# Carrying a toddler while pregnant?



## whitneyg (Dec 12, 2009)

I am not pregnant yet, but hope to be soon, and will likely still be carrying/wearing my (now 21 month old) DD for a long while. Is there a carrier that is remotely possible to use for back carrying a toddler while preggo?

I am also sort of looking for an excuse to buy a BBB Gypsy Mama wrap. Would that work while pregnant?


----------



## macandcheese (Jun 22, 2010)

I have a Boba, and I think that would work through a pregnancy (though I only have one kid, so I don't know!). The buckle part sits quite low on my hips/pelvis, and the chest strap can be adjusted fairly high--should allow for plenty of room for a growing baby.

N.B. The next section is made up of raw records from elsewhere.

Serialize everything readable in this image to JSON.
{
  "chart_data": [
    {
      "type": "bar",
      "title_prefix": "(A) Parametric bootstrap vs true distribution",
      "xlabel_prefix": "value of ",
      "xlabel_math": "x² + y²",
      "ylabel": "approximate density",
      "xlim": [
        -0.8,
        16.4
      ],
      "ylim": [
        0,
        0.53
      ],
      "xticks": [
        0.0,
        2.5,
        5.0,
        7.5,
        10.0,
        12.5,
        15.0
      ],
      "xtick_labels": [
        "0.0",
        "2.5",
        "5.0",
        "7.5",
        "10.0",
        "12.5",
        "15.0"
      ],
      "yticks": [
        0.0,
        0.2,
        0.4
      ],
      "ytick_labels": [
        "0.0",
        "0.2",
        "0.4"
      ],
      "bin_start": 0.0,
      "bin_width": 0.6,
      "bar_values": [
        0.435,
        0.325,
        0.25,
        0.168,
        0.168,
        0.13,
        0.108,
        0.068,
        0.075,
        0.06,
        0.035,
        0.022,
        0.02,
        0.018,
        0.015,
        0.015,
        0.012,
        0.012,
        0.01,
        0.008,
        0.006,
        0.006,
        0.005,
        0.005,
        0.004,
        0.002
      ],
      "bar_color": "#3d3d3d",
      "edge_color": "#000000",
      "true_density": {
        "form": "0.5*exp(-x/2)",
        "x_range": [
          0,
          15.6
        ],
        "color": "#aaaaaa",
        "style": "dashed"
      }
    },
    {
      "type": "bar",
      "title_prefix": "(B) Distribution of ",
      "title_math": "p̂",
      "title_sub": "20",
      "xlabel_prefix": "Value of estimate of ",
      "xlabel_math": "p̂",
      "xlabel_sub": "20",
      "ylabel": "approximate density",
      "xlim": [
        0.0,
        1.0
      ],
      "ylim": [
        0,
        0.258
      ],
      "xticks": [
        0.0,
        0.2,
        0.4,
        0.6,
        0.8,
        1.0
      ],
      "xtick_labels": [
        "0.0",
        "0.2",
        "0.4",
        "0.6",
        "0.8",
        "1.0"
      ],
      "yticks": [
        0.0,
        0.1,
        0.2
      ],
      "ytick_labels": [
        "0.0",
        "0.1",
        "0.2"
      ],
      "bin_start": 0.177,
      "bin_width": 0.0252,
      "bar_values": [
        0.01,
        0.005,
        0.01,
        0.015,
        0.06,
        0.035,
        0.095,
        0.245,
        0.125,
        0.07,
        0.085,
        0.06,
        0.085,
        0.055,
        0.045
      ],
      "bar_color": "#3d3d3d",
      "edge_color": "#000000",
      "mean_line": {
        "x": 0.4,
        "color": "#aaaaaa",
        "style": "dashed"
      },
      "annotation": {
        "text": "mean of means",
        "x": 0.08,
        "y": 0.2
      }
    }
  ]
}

I'd think that a woven wrap would be great, as well .... I'm sure that someone with more experience will chime in!


----------



## hildare (Jul 6, 2009)

i've been wearing the ergo on occasion, i had already purchased an extender for the belt for my dh. with that, i can put the waist belt below the bump, so it's working for us, but i don't take huge hikes with the toddler in there, more like vacuum the house or cook dinner if she's being clingy.


----------



## insidevoice (Feb 16, 2011)

My Kinderpack works really well, as does the BH Oh Snap- they can both go low on the hips if you want them to. I will say though that by about 34 weeks it gets a little harder to manage. At 25 weeks though, I have no bump yet and no problem this time.

Some people prefer to use a wrap later on as they can tie a really high carry and eliminate the issue all together.


----------



## GoGoGirl (Oct 13, 2008)

I'm 34 weeks pregnant, and still wearing my 2.5 year old a few times every day. I mostly wear DD on my back--my chiropractor told me to not carry her on my hip at all during pregnancy, and I *can* wear her on my front when she demands it, but it's super uncomfortable because she smooshes my belly down.

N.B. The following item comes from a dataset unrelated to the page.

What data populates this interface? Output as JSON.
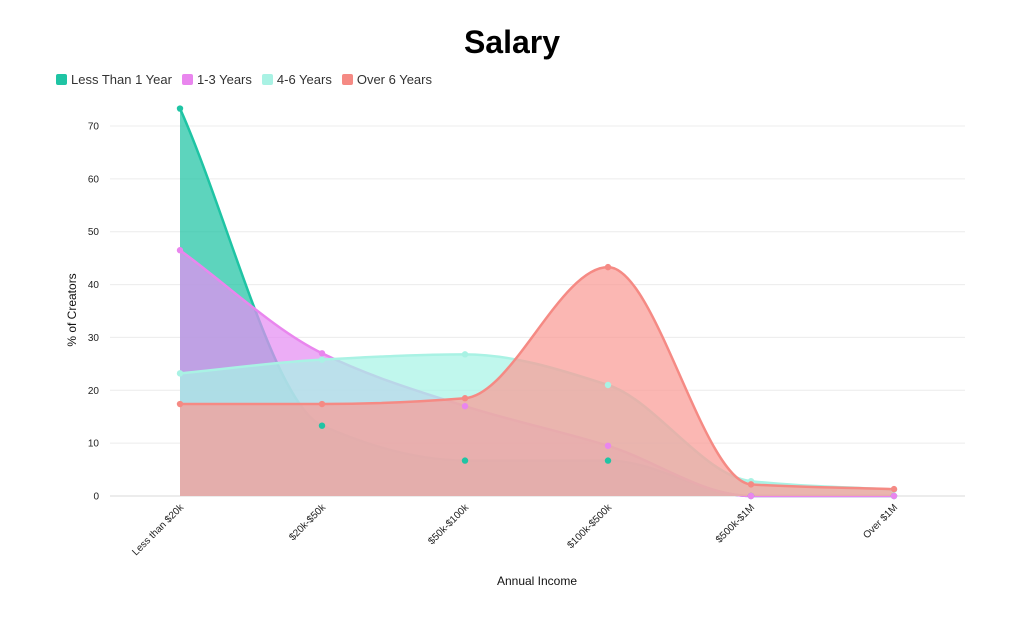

I've worn the Boba, a mei tai, and woven wraps during this pregnancy. I didn't like the Boba because even when I wore the waist belt under my belly, it was very uncomfortable for me. The mei tai is working really well...I just tie the waist straps under my belly. I think it's more comfortable for me than having the Boba straps under my belly because the straps are softer and more flexible, plus you can customize the fit much better in a MT than an SSC. I really like wearing my woven wraps, too. I just tie it over my boobs (above my belly) so there isn't any pressure on my belly. It looks like this. I've worn DD for hours at a time in the MT and woven wraps, and it's really almost as comfortable as it was before I got pregnant.

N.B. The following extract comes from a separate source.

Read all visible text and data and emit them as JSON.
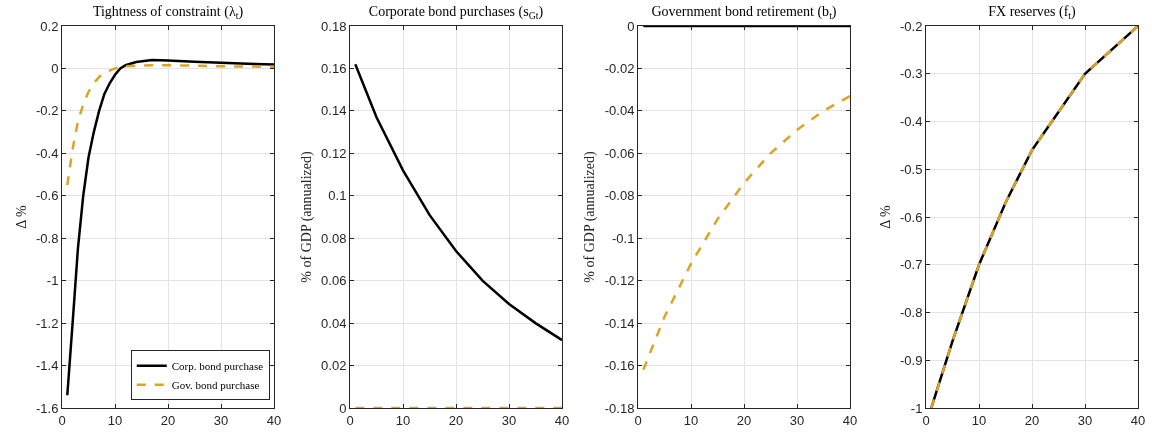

As for your wrap question, are you talking about the Gypsy Mama Bali Breeze (the gauze wrap)? In my opinion, it's really awful with toddlers. I had one when DD was much younger, like maybe 12 months, and even at that age, it was really unsupportive, diggy, and painful. I would HIGHLY recommend a woven wrap over a gauze wrap for toddlers and big kids! The difference in comfort level is incredible!


----------



## quantumleap (Apr 13, 2006)

I wore dd all through my pregnancy with ds, mostly in a mei tei that I tied on top of the belly. I carry my (in utero) babes low, and it was just more comfortable to tie the waist strap above rather than below my belly. I have no wrapping input, really. It was comfortable, but I didn't use it as much as the mei tai. But, you know, pregnancy can be a valid reason to buy a new wrap!


----------



## prothyraia (Feb 12, 2007)

Mei Tai!


----------



## ericaness (Oct 9, 2008)

very quickly into pregnancy i can't stand to have anything snug near my abdomen. i'm 19 weeks now, and i have been carrying DS in a mei tai most of the time for the past several weeks. i tie it right under my bra, so he is up nice and high and can see over my shoulders. i wrap him sometimes too, but we prefer a mei tai in the summer.


----------



## jenn0295 (Dec 2, 2010)

Oh my goodness can you tell me how you wrapped in that picture? I only have a moby and a Bali baby breeze right now but I'd buy a good woven if I could get my almost 18 month old on my back like that! (suggestions for a woven are welcome!). I'm 15 weeks pregnant & haven't tried anything (I have those two, a boba and a ring sling) because it's been so hot and I've been so nauseous, but I'd love to start again and that carry you have in the picture looks amazing!


----------



## GoGoGirl (Oct 13, 2008)

Sure! It's a "double hammock" carry. Usually with a double hammock, you'd spread that chest pass out over your whole torso, like this. But now that I'm pregnant, I only spread it out over my boobs, instead of down to my natural waist. I find it by far the most supportive and comfortable back carry for me, both when I'm pregnant and when I'm not! If you search youtube for "double hammock" or "chunei back carry" (it's less common name) you'll get a bunch of video tutorials. Here's one I made.


----------



## GoGoGirl (Oct 13, 2008)

Oh, and it's safe to try it with your Bali Breeze, but not with your Moby (because back carries aren't safe in stretchy wraps). If you want help choosing a woven just PM me and tell me more about what you're looking for! I love helping new wrappers shop!


----------



## musikmama (Sep 11, 2011)

If you have a MT, you can also gather the waist straps along with the chest straps, and tie them together Tibetan style. That way, nothing to worry about going over or under your belly.


----------